Dr. Fiodorova Valentina, who, like other staff here, has stayed at the hospital for the last 15 days, says wounded Ukrainian soldiers “are very anxious that they are here ... and not able to go back” into combat.
“Doctors are crying, and the soldiers say, ‘Don’t worry, we will win,’” says Dr. Valentina. “The soldiers are helping us to cope.”
That optimism comes from what Ukrainians on the battlefield are learning about a behemoth of an adversary so far unable to turn its numerical, hardware, and ordnance superiority into victory.
“Our artillery guys are killing Russians each week, each day, each hour,” says the deputy commander of a National Guard battalion, a captain who gave only his first name, Nikolai.
Wrapped against the cold, the young man’s face shows the wear of years of fighting in the Donbass region, where he says he “protected” Ukrainian citizens in what was largely deemed enemy territory.
“It makes sense today to do what we can, anything, to stop this Russian aggression.”
His guardsmen supported the army unit that was forced in the first days of the war to retreat from Kherson, a city 45 miles southeast of here that remains the only major population center that Russian troops have captured.
Now tasked with protecting key installations in Mykolaiv, he shows awareness of the wider battlefield.

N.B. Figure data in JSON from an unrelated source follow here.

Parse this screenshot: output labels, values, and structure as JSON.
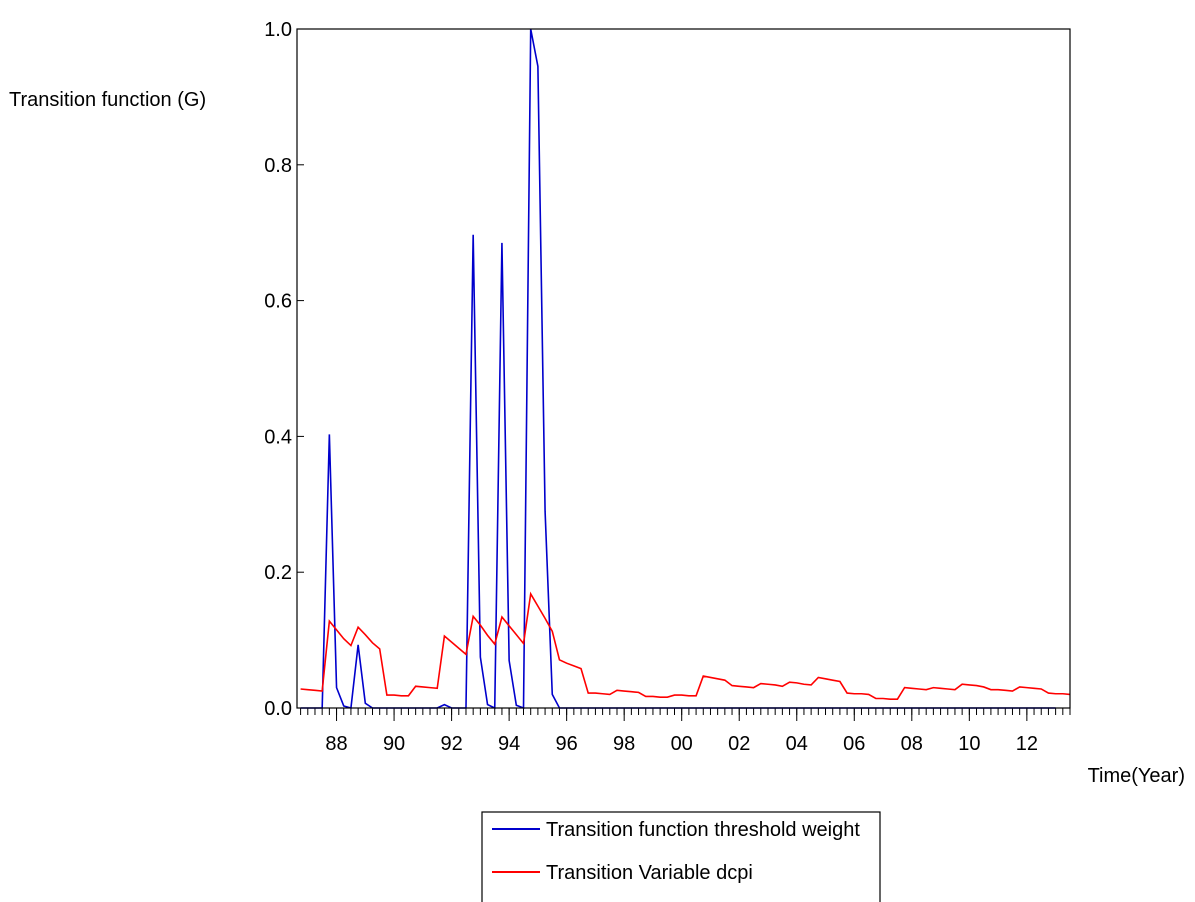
{
  "chart_data": {
    "type": "line",
    "ylabel": "Transition function (G)",
    "xlabel": "Time(Year)",
    "xlim": [
      1986.625,
      2013.5
    ],
    "ylim": [
      0.0,
      1.0
    ],
    "y_ticks": [
      "0.0",
      "0.2",
      "0.4",
      "0.6",
      "0.8",
      "1.0"
    ],
    "y_tick_values": [
      0.0,
      0.2,
      0.4,
      0.6,
      0.8,
      1.0
    ],
    "x_ticks": [
      "88",
      "90",
      "92",
      "94",
      "96",
      "98",
      "00",
      "02",
      "04",
      "06",
      "08",
      "10",
      "12"
    ],
    "x_tick_values": [
      1988,
      1990,
      1992,
      1994,
      1996,
      1998,
      2000,
      2002,
      2004,
      2006,
      2008,
      2010,
      2012
    ],
    "grid": false,
    "legend_position": "bottom-center",
    "series": [
      {
        "name": "Transition function threshold weight",
        "color": "#0000cc",
        "x": [
          1986.75,
          1987.0,
          1987.25,
          1987.5,
          1987.75,
          1988.0,
          1988.25,
          1988.5,
          1988.75,
          1989.0,
          1989.25,
          1989.5,
          1989.75,
          1990.0,
          1990.25,
          1990.5,
          1990.75,
          1991.0,
          1991.25,
          1991.5,
          1991.75,
          1992.0,
          1992.25,
          1992.5,
          1992.75,
          1993.0,
          1993.25,
          1993.5,
          1993.75,
          1994.0,
          1994.25,
          1994.5,
          1994.75,
          1995.0,
          1995.25,
          1995.5,
          1995.75,
          1996.0,
          1996.25,
          1996.5,
          1996.75,
          1997.0,
          1997.5,
          1998.0,
          1999.0,
          2000.0,
          2001.0,
          2002.0,
          2003.0,
          2004.0,
          2005.0,
          2006.0,
          2007.0,
          2008.0,
          2009.0,
          2010.0,
          2011.0,
          2012.0,
          2013.0
        ],
        "values": [
          0.0,
          0.0,
          0.0,
          0.0,
          0.403,
          0.03,
          0.003,
          0.0,
          0.093,
          0.007,
          0.0,
          0.0,
          0.0,
          0.0,
          0.0,
          0.0,
          0.0,
          0.0,
          0.0,
          0.0,
          0.005,
          0.0,
          0.0,
          0.0,
          0.697,
          0.075,
          0.005,
          0.0,
          0.685,
          0.07,
          0.004,
          0.0,
          1.0,
          0.945,
          0.29,
          0.02,
          0.0,
          0.0,
          0.0,
          0.0,
          0.0,
          0.0,
          0.0,
          0.0,
          0.0,
          0.0,
          0.0,
          0.0,
          0.0,
          0.0,
          0.0,
          0.0,
          0.0,
          0.0,
          0.0,
          0.0,
          0.0,
          0.0,
          0.0
        ]
      },
      {
        "name": "Transition Variable dcpi",
        "color": "#ff0000",
        "x": [
          1986.75,
          1987.0,
          1987.25,
          1987.5,
          1987.75,
          1988.0,
          1988.25,
          1988.5,
          1988.75,
          1989.0,
          1989.25,
          1989.5,
          1989.75,
          1990.0,
          1990.25,
          1990.5,
          1990.75,
          1991.0,
          1991.25,
          1991.5,
          1991.75,
          1992.0,
          1992.25,
          1992.5,
          1992.75,
          1993.0,
          1993.25,
          1993.5,
          1993.75,
          1994.0,
          1994.25,
          1994.5,
          1994.75,
          1995.0,
          1995.25,
          1995.5,
          1995.75,
          1996.0,
          1996.25,
          1996.5,
          1996.75,
          1997.0,
          1997.25,
          1997.5,
          1997.75,
          1998.0,
          1998.25,
          1998.5,
          1998.75,
          1999.0,
          1999.25,
          1999.5,
          1999.75,
          2000.0,
          2000.25,
          2000.5,
          2000.75,
          2001.0,
          2001.25,
          2001.5,
          2001.75,
          2002.0,
          2002.25,
          2002.5,
          2002.75,
          2003.0,
          2003.25,
          2003.5,
          2003.75,
          2004.0,
          2004.25,
          2004.5,
          2004.75,
          2005.0,
          2005.25,
          2005.5,
          2005.75,
          2006.0,
          2006.25,
          2006.5,
          2006.75,
          2007.0,
          2007.25,
          2007.5,
          2007.75,
          2008.0,
          2008.25,
          2008.5,
          2008.75,
          2009.0,
          2009.25,
          2009.5,
          2009.75,
          2010.0,
          2010.25,
          2010.5,
          2010.75,
          2011.0,
          2011.25,
          2011.5,
          2011.75,
          2012.0,
          2012.25,
          2012.5,
          2012.75,
          2013.0,
          2013.25,
          2013.5
        ],
        "values": [
          0.028,
          0.027,
          0.026,
          0.025,
          0.128,
          0.115,
          0.102,
          0.092,
          0.119,
          0.108,
          0.096,
          0.087,
          0.019,
          0.019,
          0.018,
          0.018,
          0.032,
          0.031,
          0.03,
          0.029,
          0.106,
          0.097,
          0.088,
          0.079,
          0.135,
          0.122,
          0.107,
          0.094,
          0.134,
          0.121,
          0.108,
          0.095,
          0.168,
          0.15,
          0.132,
          0.113,
          0.071,
          0.066,
          0.062,
          0.058,
          0.022,
          0.022,
          0.021,
          0.02,
          0.026,
          0.025,
          0.024,
          0.023,
          0.017,
          0.017,
          0.016,
          0.016,
          0.019,
          0.019,
          0.018,
          0.018,
          0.047,
          0.045,
          0.043,
          0.041,
          0.033,
          0.032,
          0.031,
          0.03,
          0.036,
          0.035,
          0.034,
          0.032,
          0.038,
          0.037,
          0.035,
          0.034,
          0.045,
          0.043,
          0.041,
          0.039,
          0.022,
          0.021,
          0.021,
          0.02,
          0.014,
          0.014,
          0.013,
          0.013,
          0.03,
          0.029,
          0.028,
          0.027,
          0.03,
          0.029,
          0.028,
          0.027,
          0.035,
          0.034,
          0.033,
          0.031,
          0.027,
          0.027,
          0.026,
          0.025,
          0.031,
          0.03,
          0.029,
          0.028,
          0.022,
          0.021,
          0.021,
          0.02
        ]
      }
    ]
  }
}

Early Thursday morning, south of the city, for example, Ukrainian troops frustrated a Russian attempt to insert troops and captured the chopper’s pilot, Captain Nikolai says.
And Ukrainian shellfire stopped a Russian convoy that had been seen 13 miles north of the city, says the officer, in an apparent bid to surround Mykolaiv, according to open-source geolocation data that was posted on social media. The town’s residents heard outgoing artillery fire multiple times on Wednesday night.
“They have no time to sleep,” says Captain Nikolai.
“I guess this is the place where we will stop the Russians for all time, and make Ukrainian citizens in the south free,” he says of the importance of Mykolaiv. “That is my opinion.”